One minute ago, I used the last of my drug of choice that I had in my possession. I am trying to make good choices – or rather, healthy choices – in my life. This past weekend has been a [string] of unhealthiness, one choice after another, starting with and stemming from, acquiring said drug of choice. From Friday, until this morning, Monday, I was sober for less than an hour. Even while sleeping, I was intoxicated. Surprisingly, that is the worst of it. Laziness and poor communication take over the rest of the weekend. Yelling at and with the parental figure with whom I reside and doing next to nothing productive.

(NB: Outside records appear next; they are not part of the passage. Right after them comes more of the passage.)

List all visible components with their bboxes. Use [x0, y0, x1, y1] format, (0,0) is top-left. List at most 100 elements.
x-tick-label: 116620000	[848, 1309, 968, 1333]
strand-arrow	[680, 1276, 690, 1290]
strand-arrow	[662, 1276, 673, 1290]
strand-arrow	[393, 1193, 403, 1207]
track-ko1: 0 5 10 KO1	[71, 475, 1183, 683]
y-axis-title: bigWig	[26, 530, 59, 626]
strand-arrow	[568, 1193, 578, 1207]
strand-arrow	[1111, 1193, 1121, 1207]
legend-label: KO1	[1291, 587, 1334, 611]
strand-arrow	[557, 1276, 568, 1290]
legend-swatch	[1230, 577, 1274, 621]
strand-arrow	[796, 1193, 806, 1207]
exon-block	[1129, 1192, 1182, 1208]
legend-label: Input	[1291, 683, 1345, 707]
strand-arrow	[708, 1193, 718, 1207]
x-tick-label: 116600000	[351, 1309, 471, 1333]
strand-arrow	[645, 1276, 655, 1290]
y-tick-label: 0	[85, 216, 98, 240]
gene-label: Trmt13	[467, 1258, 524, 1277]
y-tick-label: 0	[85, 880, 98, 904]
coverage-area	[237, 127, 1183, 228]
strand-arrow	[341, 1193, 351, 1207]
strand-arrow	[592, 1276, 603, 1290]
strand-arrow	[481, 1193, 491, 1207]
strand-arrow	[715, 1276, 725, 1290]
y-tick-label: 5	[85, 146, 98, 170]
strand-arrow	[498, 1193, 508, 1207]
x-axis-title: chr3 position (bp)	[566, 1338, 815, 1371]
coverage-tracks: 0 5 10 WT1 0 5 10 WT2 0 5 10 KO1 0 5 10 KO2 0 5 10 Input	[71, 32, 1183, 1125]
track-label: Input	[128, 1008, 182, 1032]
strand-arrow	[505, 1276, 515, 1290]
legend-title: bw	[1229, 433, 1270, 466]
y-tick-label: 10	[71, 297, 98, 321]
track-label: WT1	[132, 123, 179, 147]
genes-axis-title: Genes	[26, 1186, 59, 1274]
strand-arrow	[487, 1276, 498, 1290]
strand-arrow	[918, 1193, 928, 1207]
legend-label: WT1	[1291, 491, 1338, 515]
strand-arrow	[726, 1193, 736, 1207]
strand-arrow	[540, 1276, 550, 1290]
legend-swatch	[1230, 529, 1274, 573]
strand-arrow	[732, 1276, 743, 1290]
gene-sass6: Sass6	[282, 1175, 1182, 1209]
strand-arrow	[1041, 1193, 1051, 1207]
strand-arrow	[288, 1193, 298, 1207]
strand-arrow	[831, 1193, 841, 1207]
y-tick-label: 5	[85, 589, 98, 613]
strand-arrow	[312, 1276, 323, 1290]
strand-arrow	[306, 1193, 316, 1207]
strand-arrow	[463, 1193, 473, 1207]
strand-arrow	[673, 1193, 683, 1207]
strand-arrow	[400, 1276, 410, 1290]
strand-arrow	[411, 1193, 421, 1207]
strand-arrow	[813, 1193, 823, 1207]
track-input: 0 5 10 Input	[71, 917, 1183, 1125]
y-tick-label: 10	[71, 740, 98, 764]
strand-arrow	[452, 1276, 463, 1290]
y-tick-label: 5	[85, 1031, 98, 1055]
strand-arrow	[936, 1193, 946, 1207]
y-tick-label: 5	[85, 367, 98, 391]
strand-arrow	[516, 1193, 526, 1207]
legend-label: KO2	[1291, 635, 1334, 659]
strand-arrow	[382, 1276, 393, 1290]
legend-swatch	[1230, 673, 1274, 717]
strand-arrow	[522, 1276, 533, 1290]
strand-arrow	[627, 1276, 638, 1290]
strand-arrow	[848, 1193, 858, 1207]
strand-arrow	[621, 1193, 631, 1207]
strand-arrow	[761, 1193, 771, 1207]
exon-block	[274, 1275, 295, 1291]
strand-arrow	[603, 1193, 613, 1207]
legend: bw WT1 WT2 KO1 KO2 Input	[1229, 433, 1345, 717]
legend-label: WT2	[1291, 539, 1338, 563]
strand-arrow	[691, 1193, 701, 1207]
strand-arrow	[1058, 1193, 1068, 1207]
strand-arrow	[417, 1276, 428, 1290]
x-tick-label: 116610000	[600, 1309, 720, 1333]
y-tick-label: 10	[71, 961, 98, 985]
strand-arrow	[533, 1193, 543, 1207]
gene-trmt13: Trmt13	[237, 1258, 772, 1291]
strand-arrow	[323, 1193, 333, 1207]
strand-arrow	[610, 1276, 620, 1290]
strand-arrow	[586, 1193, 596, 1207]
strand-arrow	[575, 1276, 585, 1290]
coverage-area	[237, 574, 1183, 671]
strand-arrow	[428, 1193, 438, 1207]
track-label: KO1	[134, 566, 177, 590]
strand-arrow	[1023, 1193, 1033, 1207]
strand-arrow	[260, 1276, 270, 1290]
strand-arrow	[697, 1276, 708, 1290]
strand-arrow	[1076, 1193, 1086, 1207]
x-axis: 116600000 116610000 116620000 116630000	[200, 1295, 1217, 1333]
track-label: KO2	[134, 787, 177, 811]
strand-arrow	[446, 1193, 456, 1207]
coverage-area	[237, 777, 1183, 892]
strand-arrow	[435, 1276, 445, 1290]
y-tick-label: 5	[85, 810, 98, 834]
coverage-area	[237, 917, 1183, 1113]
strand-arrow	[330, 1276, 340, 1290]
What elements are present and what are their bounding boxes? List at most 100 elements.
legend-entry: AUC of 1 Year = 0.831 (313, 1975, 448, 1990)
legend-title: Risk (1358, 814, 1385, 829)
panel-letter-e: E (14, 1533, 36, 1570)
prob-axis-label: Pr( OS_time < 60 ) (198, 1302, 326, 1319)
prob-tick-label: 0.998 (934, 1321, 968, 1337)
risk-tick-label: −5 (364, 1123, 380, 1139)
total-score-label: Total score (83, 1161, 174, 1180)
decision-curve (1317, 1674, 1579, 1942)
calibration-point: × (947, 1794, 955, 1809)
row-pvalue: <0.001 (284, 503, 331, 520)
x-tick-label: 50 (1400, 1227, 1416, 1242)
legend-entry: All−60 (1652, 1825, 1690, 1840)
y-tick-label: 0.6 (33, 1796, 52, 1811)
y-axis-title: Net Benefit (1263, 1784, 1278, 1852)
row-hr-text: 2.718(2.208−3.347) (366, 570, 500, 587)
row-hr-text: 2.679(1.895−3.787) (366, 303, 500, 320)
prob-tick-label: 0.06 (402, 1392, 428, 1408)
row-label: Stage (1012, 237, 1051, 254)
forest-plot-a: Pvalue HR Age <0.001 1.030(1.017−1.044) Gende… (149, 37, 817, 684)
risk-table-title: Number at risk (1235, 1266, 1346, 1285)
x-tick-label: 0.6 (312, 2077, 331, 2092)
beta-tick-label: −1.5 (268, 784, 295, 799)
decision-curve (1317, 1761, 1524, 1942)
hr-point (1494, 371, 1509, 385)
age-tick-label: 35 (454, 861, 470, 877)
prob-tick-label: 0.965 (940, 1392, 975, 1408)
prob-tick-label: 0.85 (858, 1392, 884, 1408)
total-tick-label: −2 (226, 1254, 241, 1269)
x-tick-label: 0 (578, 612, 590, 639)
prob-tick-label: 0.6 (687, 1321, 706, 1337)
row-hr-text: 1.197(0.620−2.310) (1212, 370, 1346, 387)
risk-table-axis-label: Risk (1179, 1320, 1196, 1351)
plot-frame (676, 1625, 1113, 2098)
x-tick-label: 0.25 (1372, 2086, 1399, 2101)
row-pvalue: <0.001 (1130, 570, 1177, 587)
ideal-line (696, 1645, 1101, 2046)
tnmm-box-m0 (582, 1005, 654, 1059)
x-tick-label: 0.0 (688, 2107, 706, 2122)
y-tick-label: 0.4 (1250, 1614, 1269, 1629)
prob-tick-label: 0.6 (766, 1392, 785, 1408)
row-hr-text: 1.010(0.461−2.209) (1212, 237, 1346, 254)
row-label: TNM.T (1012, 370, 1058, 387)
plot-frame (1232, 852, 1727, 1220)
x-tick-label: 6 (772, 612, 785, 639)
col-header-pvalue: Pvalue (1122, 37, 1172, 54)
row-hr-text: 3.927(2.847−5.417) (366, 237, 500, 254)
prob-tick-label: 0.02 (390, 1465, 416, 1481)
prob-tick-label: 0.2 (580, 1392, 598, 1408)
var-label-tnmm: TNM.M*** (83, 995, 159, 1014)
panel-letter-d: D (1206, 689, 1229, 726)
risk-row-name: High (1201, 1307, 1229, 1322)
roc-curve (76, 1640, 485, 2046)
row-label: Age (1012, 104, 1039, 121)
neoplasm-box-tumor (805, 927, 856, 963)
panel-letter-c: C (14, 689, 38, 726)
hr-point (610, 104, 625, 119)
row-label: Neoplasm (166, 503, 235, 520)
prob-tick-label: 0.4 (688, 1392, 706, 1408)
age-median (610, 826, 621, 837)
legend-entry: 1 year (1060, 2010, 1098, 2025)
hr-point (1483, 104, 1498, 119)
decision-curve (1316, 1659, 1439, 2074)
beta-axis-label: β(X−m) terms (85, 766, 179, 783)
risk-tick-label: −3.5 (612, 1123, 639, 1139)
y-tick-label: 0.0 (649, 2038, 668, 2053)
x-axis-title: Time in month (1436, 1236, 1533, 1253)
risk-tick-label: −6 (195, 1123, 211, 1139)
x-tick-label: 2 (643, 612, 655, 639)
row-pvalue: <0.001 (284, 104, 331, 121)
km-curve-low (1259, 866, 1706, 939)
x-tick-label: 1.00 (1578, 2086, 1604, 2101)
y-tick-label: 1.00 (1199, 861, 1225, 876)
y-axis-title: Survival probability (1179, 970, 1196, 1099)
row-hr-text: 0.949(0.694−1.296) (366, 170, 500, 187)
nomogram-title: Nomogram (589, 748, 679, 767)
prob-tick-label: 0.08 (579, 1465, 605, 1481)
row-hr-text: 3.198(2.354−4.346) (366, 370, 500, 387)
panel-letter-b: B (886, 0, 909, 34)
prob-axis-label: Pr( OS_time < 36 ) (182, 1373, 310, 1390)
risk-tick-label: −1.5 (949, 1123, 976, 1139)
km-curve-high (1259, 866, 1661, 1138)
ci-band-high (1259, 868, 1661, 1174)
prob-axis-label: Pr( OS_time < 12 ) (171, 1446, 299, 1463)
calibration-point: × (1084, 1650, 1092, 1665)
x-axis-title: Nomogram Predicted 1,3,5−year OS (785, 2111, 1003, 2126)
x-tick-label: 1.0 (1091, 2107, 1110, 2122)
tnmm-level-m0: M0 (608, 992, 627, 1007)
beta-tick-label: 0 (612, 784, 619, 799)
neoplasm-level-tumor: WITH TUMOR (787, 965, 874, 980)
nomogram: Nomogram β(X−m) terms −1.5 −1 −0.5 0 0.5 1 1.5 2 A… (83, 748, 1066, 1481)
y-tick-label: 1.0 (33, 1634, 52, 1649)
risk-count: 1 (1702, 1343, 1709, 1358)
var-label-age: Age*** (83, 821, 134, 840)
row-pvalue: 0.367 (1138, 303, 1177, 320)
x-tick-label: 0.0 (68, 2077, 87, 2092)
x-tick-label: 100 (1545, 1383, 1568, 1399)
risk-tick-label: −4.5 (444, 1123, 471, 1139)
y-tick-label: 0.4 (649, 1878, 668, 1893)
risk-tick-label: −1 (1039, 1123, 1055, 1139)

To say I enjoyed being intoxicated the whole time I was intoxicated, well, would be a lie. It was not fun or comfortable the whole time, not even for most of it. I didn’t like how I was feeling but didn’t like what I got when I changed it either. I tried to change it with chemicals, food (or lack of), and shopping. Anything that would change the torture my brain was putting me through. As much as I wanted to cut my arm or leg and let the black evil flow straight out… as much as I craved it, I managed to not. Not do that. But that craving did not dissipate even when I was sober for a part of the day today. I need release but I am trying to make healthy choices in my life. Healthy does not include self-harm or drugs, that’s for sure. But then, replacing those with food and shopping is not a decent choice, either, and straight up taking away these things I rely on and throw them out the window with no replacement in sight is not smart, either. So the real, healthy question is… what is it going to take to replace self-harm and drugs, to a point where they go away for good? A final goodbye to them and hello to… what though?
Coping skills are some of the most annoying things in the world to try to learn, when you were never taught them and only gathered the maladaptive ones into your arsenal.
For years, twenty to be exact, I’ve been in and out of therapy and psychiatric offices, with frequent detours to the psych hospital mixed in. And over those 20 years, I have gathered at least the knowledge of many other coping skills. Using cold temperatures to snap my brain back online, using video games or books or artwork to pull my attention off the unhealthy urge and redirect that attention to doing something else, using my five senses to connect my brain back to my body, and to the world around me, using the care and concern of those around me to build or even maintain my motivation to only make healthy choices, while checking the facts of the situation. I could keep this list going for quite a while, but only because I am not in crisis mode right now.
If I enter crisis mode, I love all connection to the healthy skills I know, deep down. That knowledge disappears. Not completely, not anymore. Every so often, an insane idea will plant itself in the dirt on the ground of my mind and grow and sprout into an inkling of an urge, and spring up, budding motivation to try something different. Something healthy. Something that may actually work. Something that could genuinely help. And help longer than the short term, immediate gratification of the maladaptive coping skills to which I usually resort.
The biggest thing I can say, after twenty years, is do not give up, do not give in, and the fight will be worth it, in the end. I would love to be able to say that it will never hurt and you will never struggle. I can say, making the healthy choice each time you are able, makes the healthy choice less difficult each subsequent time.
So to practice, what I preach, I am sitting in my room, writing pen to paper, in the glow of a video game streamer, as they run for their life in an asymmetrical horror survival game. The sound of their Aussie accent tantalizing the little hairs in my ears, attempting to draw my attention away. And they make it out alive, so I think, tonight at least, I will make it out unscathed this time, as well.